The world - Polar regions
978-3-14-100790-9 | Page 170 | Ill. 2
Inuit town Cambridge Bay (Ikaluktutiak), Nunavut Territory (Canada) |  | The world - Polar regions | Karte 170/2

Information

With a land area of more than 200,000 square kilometres, Victoria Island is about three times as big as Bavaria and thus the ninth-largest island in the world. The region belongs to the federal territory of Nunavut in north-eastern Canada, which until the 19th century was inhabited almost entirely by Inuit. In 2007 the entire population of the territory of Nunavut — an area six times the size of Germany — was only some 31,000, of whom 6,000 lived in the largest town, Iqaluit. The hamlet of Cambridge Bay on the southern edge of Victoria Island is home to some 1,500 people, most of whom are Inuit. The native name of the settlement is Iqaluktuttiaq, which means "a good place with many fish".

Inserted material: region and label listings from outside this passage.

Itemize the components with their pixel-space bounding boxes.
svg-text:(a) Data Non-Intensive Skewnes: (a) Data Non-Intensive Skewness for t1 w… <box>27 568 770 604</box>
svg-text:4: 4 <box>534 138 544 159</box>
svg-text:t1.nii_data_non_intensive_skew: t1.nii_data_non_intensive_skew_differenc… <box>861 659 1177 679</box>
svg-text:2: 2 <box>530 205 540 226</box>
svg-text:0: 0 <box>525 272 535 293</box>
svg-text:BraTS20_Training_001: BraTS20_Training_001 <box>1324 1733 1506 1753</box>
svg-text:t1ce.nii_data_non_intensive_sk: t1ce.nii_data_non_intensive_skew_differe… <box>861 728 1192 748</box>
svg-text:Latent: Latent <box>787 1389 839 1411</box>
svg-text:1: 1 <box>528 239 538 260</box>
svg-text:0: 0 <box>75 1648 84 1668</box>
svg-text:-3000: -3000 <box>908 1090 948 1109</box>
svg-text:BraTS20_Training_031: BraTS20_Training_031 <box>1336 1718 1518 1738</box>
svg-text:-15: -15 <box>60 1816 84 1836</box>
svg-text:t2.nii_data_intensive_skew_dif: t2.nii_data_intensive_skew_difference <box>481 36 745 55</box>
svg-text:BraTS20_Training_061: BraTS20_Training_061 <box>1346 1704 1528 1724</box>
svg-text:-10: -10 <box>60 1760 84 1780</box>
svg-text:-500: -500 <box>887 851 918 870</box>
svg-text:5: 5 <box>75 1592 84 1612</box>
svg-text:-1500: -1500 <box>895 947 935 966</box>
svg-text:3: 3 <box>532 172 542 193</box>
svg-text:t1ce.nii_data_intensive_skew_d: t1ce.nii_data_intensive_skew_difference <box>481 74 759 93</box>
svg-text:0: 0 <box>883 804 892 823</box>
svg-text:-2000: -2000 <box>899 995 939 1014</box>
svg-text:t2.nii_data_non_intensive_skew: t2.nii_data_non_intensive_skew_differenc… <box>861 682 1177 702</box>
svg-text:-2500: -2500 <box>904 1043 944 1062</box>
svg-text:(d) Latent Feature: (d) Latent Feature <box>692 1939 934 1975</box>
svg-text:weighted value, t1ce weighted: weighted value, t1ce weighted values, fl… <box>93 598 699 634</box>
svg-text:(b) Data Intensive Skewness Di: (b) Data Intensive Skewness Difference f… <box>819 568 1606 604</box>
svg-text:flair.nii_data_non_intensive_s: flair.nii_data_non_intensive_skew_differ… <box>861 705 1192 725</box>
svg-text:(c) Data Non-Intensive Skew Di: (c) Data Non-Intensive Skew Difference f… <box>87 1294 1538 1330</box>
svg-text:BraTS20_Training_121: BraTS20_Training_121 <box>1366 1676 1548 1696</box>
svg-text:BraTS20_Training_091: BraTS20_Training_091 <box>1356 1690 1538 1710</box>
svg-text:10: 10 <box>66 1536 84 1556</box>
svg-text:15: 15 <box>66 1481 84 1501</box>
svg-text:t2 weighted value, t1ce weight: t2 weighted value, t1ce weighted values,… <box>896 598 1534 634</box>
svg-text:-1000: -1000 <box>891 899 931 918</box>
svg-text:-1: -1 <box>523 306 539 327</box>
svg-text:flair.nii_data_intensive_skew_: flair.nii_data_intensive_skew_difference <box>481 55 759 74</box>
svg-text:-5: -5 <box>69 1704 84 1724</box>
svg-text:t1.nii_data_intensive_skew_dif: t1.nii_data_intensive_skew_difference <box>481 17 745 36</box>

History and Structure of the Settlement
Long before the course of Canada's northern coastline was known, Inuit gathered regularly in the south part of Victoria Island to fish there. The name of Cambridge Bay traces back to the year 1839, when the district was mapped on behalf of the Hudson's Bay Company.
The roots of the permanent settlement go back to the 1920s, when a police and trading post was established. A few years previously, in 1918, Roald Amundsen had launched an expedition through the North-East Passage. Amundsen, the first person to conquer the North-West Passage, and also the first to reach the South Pole, had the ship Maud built for this purpose. The expedition failed, and the Maud was taken over by the Hudson's Bay Company and used as a supply ship for Cambridge Bay, where it foundered in 1930. Today, parts of the hull offer a reminder of this chapter in the opening up of the Arctic.
In the 1940s a lighthouse was built in Cambridge Bay, followed during the Cold War in the 1950s by a radar system — intended to warn of a Soviet attack — which is no longer in operation. These new facilities led to an increase in the number of inhabitants, who had to live in an inhospitable region where average temperatures never rise above 10 °C in summer and the thermometer falls to average levels of below —30 °C in winter.
Today the modest hamlet of Iqaluktuttiaq is less than one kilometre long. To enable so many people to live permanently in isolation from the rest of civilization, the hamlet has numerous facilities in its centre including a kindergarten, a primary school and a secondary school. In addition to a clinic there is also even a small dental surgery. Recreational facilities include a hockey field as well as a swimming pool which is not shown on the map. Iqaluktuttiaq is supplied with energy from oil stored in tanks near the landing place. Water supply and waste water removal is carried out by trucks between 0800 and 1900 hrs.
Tundra vegetation begins immediately beyond the boundary of the built-up area. The cemetery, the garbage tip and an airfield are sited here. There are regular flight connections, mainly to Yellowknife, south of the Great Slave Lake. This makes nature tourism possible, mainly focused on the muskoxen that live in the vicinity.